O romance – e o próprio título antecipa –  é transpassado por fragrâncias tiradas das flores e da vegetação em geral, impregnando o ambiente, as cenas e até os personagens: “Cada um tem sua fragrância, mostra Abgail (a protagonista). Cada um é especial!” (p. 18)

Há fragmentos um pouco mais tocados por um lirismo dosado às vezes mais marcadamente pela narradora: “Quando se conhece o caminho, tem-se os pés eternamente tatuados pela felicidade.” (p. 13) Ou em seguida: “Permita-se abertura para os sonhos; esta é a fórmula. Abrir-se todas as noites, amar-se em todas as manhãs, tocar-se com todo o sol e por ele e com ele se apaixonar, se misturar e ser um só.” (p. 13)

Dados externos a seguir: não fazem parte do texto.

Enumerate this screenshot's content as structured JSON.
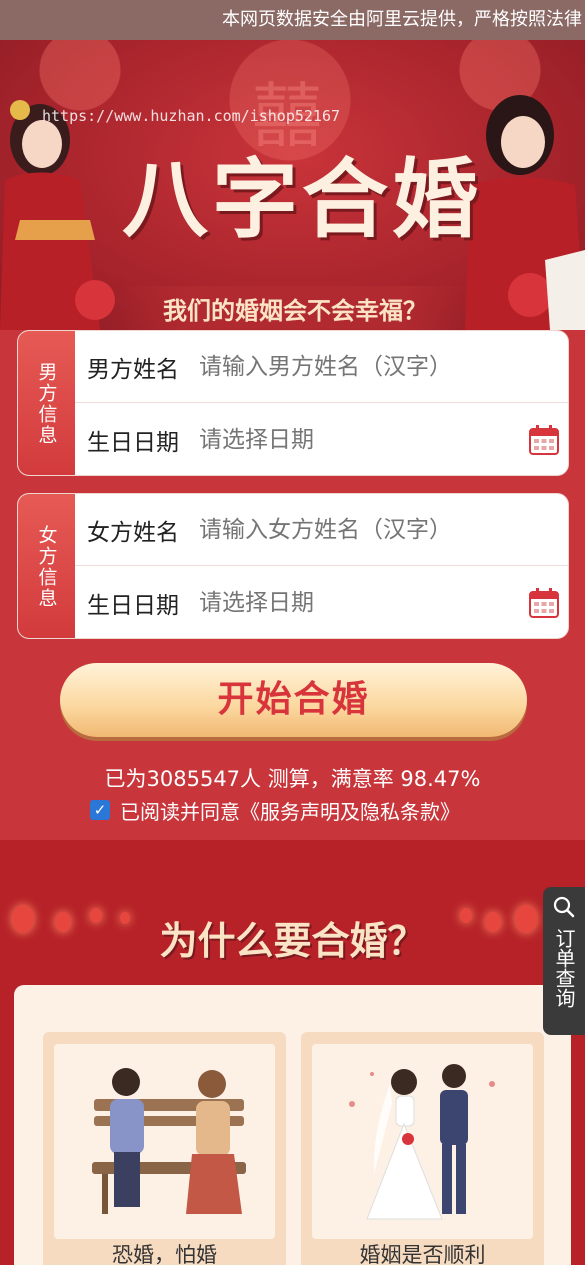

Na preparação do enredo, há toda uma mística com que o leitor pode demorar um pouco a se acostumar, até o fecho inicial que combina com a noção de dia: “Assim a manhã se deu por acabada.” (p. 15)

Daí em diante, surgem um a um os personagens recebidos por Abgail. A primeira é Maria Soledade. Inicialmente o contato é logo na entrada da estranha na perfumaria, e vem por meio de perguntas que a perfumista faz para identificar qual o perfume adequado para cada cliente, pois ela já sabe que precisa encontrar, com o perfume, a cura para cada pessoa que a procura.

No capítulo “No país das maravilhas”, tudo parece sonhado e transferido para as roupas do personagem: “A terceira saia era o céu esmaecendo, e o azul perde-se no caminho. [...] A cada passo um instante e uma eternidade. Como podem-se dar tão bem o instante e a eternidade?” (p. 22)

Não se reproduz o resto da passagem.